2)      nell'ambito del programma di interventi la Direzione Giornalistica determinerà entro la fine del corrente anno l'organizzazione del lavoro redazionale, avviando a definizione anche il tema della multimedialità, nell'ambito di un piano di lavoro che vedrà coinvolto il Comitato di Redazione;


3)      l'Azienda procederà entro í! biennio ad un piano di ammodernamento di server centrali, della rete voce/dati, e delle dotazioni fisse di computer dei giornalisti anche in funzione dei dispiegamento della nuova release del sistema editoriale;


4)      l'Azienda conferma la propria disponibilità ad intervenire, nel contesto delle intese conclusive sul piano di riorganizzazione, nei confronti dei giornalisti che accederanno al prepensionamento con erogazioni aggiuntive al trattamento di fine rapporto per un importo variabile non superiore al costo aziendale di 2 anni di contributi pensionistici.
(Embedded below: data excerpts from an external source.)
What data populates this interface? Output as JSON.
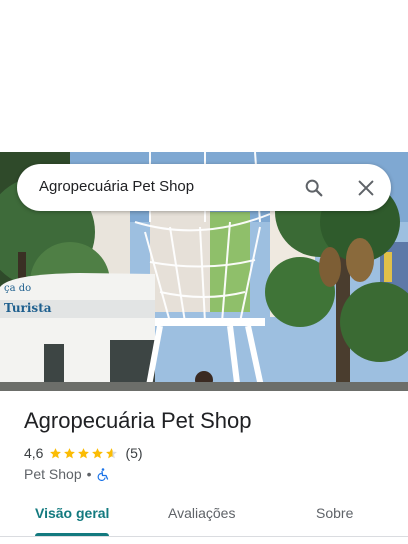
{
  "search": {
    "query": "Agropecuária Pet Shop"
  },
  "place": {
    "name": "Agropecuária Pet Shop",
    "rating": "4,6",
    "rating_value": 4.6,
    "review_count": "(5)",
    "category": "Pet Shop",
    "separator": "•",
    "photo_sign_top": "ça do",
    "photo_sign_bottom": "Turista"
  },
  "tabs": [
    {
      "label": "Visão geral",
      "active": true
    },
    {
      "label": "Avaliações",
      "active": false
    },
    {
      "label": "Sobre",
      "active": false
    }
  ],
  "colors": {
    "accent": "#137a7f",
    "star": "#fbbc04",
    "accessibility_icon": "#1a73e8"
  },
  "icons": {
    "search": "search-icon",
    "close": "close-icon",
    "accessibility": "wheelchair-icon",
    "star": "star-icon"
  }
}
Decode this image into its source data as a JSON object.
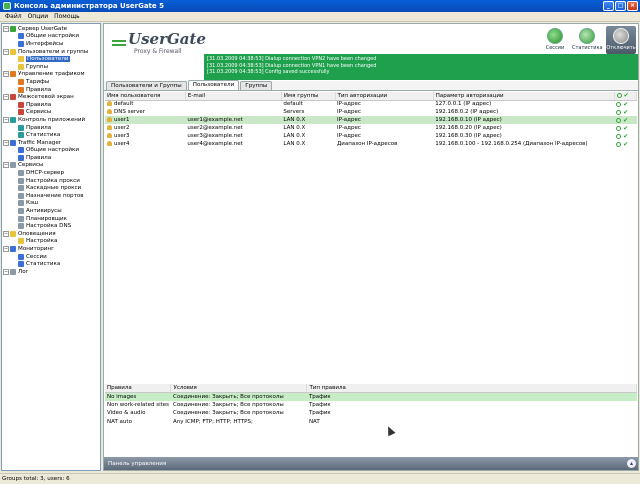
{
  "window": {
    "title": "Консоль администратора UserGate 5"
  },
  "menu": [
    "Файл",
    "Опции",
    "Помощь"
  ],
  "tree": [
    {
      "label": "Сервер UserGate",
      "level": 0,
      "icon": "green"
    },
    {
      "label": "Общие настройки",
      "level": 1,
      "icon": "blue"
    },
    {
      "label": "Интерфейсы",
      "level": 1,
      "icon": "blue"
    },
    {
      "label": "Пользователи и группы",
      "level": 0,
      "icon": "yellow"
    },
    {
      "label": "Пользователи",
      "level": 1,
      "icon": "yellow",
      "selected": true
    },
    {
      "label": "Группы",
      "level": 1,
      "icon": "yellow"
    },
    {
      "label": "Управление трафиком",
      "level": 0,
      "icon": "orange"
    },
    {
      "label": "Тарифы",
      "level": 1,
      "icon": "orange"
    },
    {
      "label": "Правила",
      "level": 1,
      "icon": "orange"
    },
    {
      "label": "Межсетевой экран",
      "level": 0,
      "icon": "red"
    },
    {
      "label": "Правила",
      "level": 1,
      "icon": "red"
    },
    {
      "label": "Сервисы",
      "level": 1,
      "icon": "red"
    },
    {
      "label": "Контроль приложений",
      "level": 0,
      "icon": "teal"
    },
    {
      "label": "Правила",
      "level": 1,
      "icon": "teal"
    },
    {
      "label": "Статистика",
      "level": 1,
      "icon": "teal"
    },
    {
      "label": "Traffic Manager",
      "level": 0,
      "icon": "blue"
    },
    {
      "label": "Общие настройки",
      "level": 1,
      "icon": "blue"
    },
    {
      "label": "Правила",
      "level": 1,
      "icon": "blue"
    },
    {
      "label": "Сервисы",
      "level": 0,
      "icon": "grey"
    },
    {
      "label": "DHCP-сервер",
      "level": 1,
      "icon": "grey"
    },
    {
      "label": "Настройка прокси",
      "level": 1,
      "icon": "grey"
    },
    {
      "label": "Каскадные прокси",
      "level": 1,
      "icon": "grey"
    },
    {
      "label": "Назначение портов",
      "level": 1,
      "icon": "grey"
    },
    {
      "label": "Кэш",
      "level": 1,
      "icon": "grey"
    },
    {
      "label": "Антивирусы",
      "level": 1,
      "icon": "grey"
    },
    {
      "label": "Планировщик",
      "level": 1,
      "icon": "grey"
    },
    {
      "label": "Настройка DNS",
      "level": 1,
      "icon": "grey"
    },
    {
      "label": "Оповещения",
      "level": 0,
      "icon": "yellow"
    },
    {
      "label": "Настройка",
      "level": 1,
      "icon": "yellow"
    },
    {
      "label": "Мониторинг",
      "level": 0,
      "icon": "blue"
    },
    {
      "label": "Сессии",
      "level": 1,
      "icon": "blue"
    },
    {
      "label": "Статистика",
      "level": 1,
      "icon": "blue"
    },
    {
      "label": "Лог",
      "level": 0,
      "icon": "grey"
    }
  ],
  "header": {
    "brand": "UserGate",
    "subtitle": "Proxy & Firewall",
    "buttons": {
      "sessions": "Сессии",
      "stats": "Статистика",
      "disconnect": "Отключить"
    },
    "status_lines": [
      "[31.03.2009 04:38:53] Dialup connection VPN2 have been changed",
      "[31.03.2009 04:38:53] Dialup connection VPN1 have been changed",
      "[31.03.2009 04:38:53] Config saved successfully"
    ]
  },
  "tabs": [
    "Пользователи и Группы",
    "Пользователи",
    "Группы"
  ],
  "users": {
    "columns": [
      "Имя пользователя",
      "E-mail",
      "Имя группы",
      "Тип авторизации",
      "Параметр авторизации"
    ],
    "rows": [
      {
        "name": "default",
        "email": "",
        "group": "default",
        "auth": "IP-адрес",
        "param": "127.0.0.1 (IP адрес)"
      },
      {
        "name": "DNS server",
        "email": "",
        "group": "Servers",
        "auth": "IP-адрес",
        "param": "192.168.0.2 (IP адрес)"
      },
      {
        "name": "user1",
        "email": "user1@example.net",
        "group": "LAN 0.X",
        "auth": "IP-адрес",
        "param": "192.168.0.10 (IP адрес)",
        "selected": true
      },
      {
        "name": "user2",
        "email": "user2@example.net",
        "group": "LAN 0.X",
        "auth": "IP-адрес",
        "param": "192.168.0.20 (IP адрес)"
      },
      {
        "name": "user3",
        "email": "user3@example.net",
        "group": "LAN 0.X",
        "auth": "IP-адрес",
        "param": "192.168.0.30 (IP адрес)"
      },
      {
        "name": "user4",
        "email": "user4@example.net",
        "group": "LAN 0.X",
        "auth": "Диапазон IP-адресов",
        "param": "192.168.0.100 - 192.168.0.254 (Диапазон IP-адресов)"
      }
    ]
  },
  "rules": {
    "columns": [
      "Правила",
      "Условия",
      "Тип правила"
    ],
    "rows": [
      {
        "name": "No images",
        "cond": "Соединение: Закрыть; Все протоколы",
        "type": "Трафик",
        "selected": true
      },
      {
        "name": "Non work-related sites",
        "cond": "Соединение: Закрыть; Все протоколы",
        "type": "Трафик"
      },
      {
        "name": "Video & audio",
        "cond": "Соединение: Закрыть; Все протоколы",
        "type": "Трафик"
      },
      {
        "name": "NAT auto",
        "cond": "Any ICMP; FTP; HTTP; HTTPS;",
        "type": "NAT"
      }
    ]
  },
  "panel": {
    "label": "Панель управления"
  },
  "status": "Groups total: 3, users: 6"
}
L'ammontare di tale importo verrà determinato in funzione di: età anagrafica, numero dí anni di contributi eventualmente corrisposti dall'INPGI, e livello retributivo secondo l'articolazione già definita nel tavolo tecnico tra Azienda e CdR., L'Azienda si riserva in tale contesto di esaminare e sostenere i casi di particolare criticità in relazione all'età anagrafica e al livello retributivo;


5)      Il piano e le relative intese prevederanno incontri di verifica con cadenza semestrale sullo stato di attuazione della riorganizzazione e dei suoi effetti occupazionali.